Personal Finance

Your Taxes

Sudhakar Sethuraman | Updated on January 05, 2020 Published on January 05, 2020

My total income from all sources this financial year would be around ₹3.50 lakh, which includes ₹1.10 lakh of long-term capital gains, which I have already earned. I would like to invest around ₹1 lakh under Section 80 C for tax-saving purposes. Though I may not be eligible for tax on the total amount, should I still pay capital gains tax?

Alphonso Sequeira

As per Section 112 of the Income Tax Act, long- term capital gains (LTCG) are taxable at the rate of 20 per cent, plus applicable surcharge and cess.
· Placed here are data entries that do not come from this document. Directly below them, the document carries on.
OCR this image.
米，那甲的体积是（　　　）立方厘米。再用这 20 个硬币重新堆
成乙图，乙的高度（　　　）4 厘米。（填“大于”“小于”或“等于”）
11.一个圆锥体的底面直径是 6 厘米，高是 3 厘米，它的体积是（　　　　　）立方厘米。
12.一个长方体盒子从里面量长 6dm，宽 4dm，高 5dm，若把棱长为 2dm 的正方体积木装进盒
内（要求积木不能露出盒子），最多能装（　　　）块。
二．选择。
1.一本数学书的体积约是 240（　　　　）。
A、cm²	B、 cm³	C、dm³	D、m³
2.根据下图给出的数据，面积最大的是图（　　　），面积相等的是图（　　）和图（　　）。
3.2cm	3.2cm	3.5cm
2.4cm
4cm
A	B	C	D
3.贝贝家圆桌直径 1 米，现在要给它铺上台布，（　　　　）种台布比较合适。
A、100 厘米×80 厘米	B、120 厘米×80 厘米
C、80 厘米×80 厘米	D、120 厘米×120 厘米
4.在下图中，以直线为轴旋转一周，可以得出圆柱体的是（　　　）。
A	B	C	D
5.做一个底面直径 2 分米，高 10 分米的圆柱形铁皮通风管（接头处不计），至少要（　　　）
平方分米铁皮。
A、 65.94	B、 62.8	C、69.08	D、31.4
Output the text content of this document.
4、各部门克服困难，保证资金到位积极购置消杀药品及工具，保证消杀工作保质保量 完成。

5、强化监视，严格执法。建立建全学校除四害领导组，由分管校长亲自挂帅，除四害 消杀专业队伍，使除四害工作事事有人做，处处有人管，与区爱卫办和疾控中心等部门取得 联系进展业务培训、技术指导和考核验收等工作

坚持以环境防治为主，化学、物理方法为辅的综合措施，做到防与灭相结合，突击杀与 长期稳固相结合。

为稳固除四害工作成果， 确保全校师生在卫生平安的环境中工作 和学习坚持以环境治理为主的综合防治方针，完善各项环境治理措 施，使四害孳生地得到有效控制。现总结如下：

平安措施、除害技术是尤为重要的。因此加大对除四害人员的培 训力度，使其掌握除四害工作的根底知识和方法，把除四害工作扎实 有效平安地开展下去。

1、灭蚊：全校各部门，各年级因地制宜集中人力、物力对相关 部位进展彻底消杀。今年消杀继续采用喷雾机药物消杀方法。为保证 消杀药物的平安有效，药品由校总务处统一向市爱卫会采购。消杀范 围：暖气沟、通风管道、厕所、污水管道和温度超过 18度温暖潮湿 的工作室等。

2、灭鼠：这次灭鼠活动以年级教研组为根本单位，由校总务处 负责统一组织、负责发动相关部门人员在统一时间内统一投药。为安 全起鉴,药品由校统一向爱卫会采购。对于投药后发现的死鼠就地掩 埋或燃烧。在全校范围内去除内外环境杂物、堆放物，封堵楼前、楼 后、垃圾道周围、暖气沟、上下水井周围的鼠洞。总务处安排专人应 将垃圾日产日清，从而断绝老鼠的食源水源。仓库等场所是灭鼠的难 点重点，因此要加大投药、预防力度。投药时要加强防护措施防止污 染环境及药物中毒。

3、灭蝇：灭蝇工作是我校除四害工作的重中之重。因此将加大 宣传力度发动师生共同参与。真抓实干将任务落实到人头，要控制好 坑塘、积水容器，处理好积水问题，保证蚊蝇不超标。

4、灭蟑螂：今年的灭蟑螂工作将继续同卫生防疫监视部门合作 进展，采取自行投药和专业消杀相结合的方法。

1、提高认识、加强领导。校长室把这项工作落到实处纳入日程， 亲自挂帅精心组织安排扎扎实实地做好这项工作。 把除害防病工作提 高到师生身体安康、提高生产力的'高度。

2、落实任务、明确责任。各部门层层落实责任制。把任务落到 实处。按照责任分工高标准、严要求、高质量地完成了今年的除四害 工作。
However, LTCG in excess of ₹1 lakh from sale of equity shares or equity-oriented mutual funds subject to security transaction tax, are taxable at a concessional rate of 10 per cent, plus applicable surcharge and cess, under Section 112A. It may be noted that no deduction is allowable under Section 80C on these income.

If taxable income of a resident individual excluding income from capital gains is less than the basic exemption limit of ₹2.5 lakh, relief can be claimed to the extent of difference between the basic income exemption limit and the net taxable income excluding capital gains. Thereby, taxable LTCG shall be reduced to that extent. To illustrate:

I worked for a small product company in Hyderabad for four years from 2015 to March 2019. My ex-employer has deposited only a partial TDS for FY18-19, as per 26AS, in the e-filing website. Despite repeated communication, they are not providing my Form 16 for FY18-19. The accounts department says it has a financial crunch and will give it soon. I filed a grievance on the Income Tax department e-filing portal in August 2019, but they asked me to contact the TDS office. Should I contact them? What grievance mechanism do I have? Should I file ITR with a late fee, with the salary details I have in terms of payslips, or should I wait till they give Form 16 or deposit complete TDS for salary paid?

Gopi K

Section 192 of the Income Tax Act imposes obligation on the employer to withhold and deposit taxes to the government, within prescribed timelines. Also, Section 203 requires the employer to issue the salary certificate in Form 16 and Form 12BA, specifying the salary amount, taxes withheld, etc. Failure to comply with this attracts interest and penal implications for the employer. Section 205 protects the taxpayer from payment of any tax if it has already been deducted.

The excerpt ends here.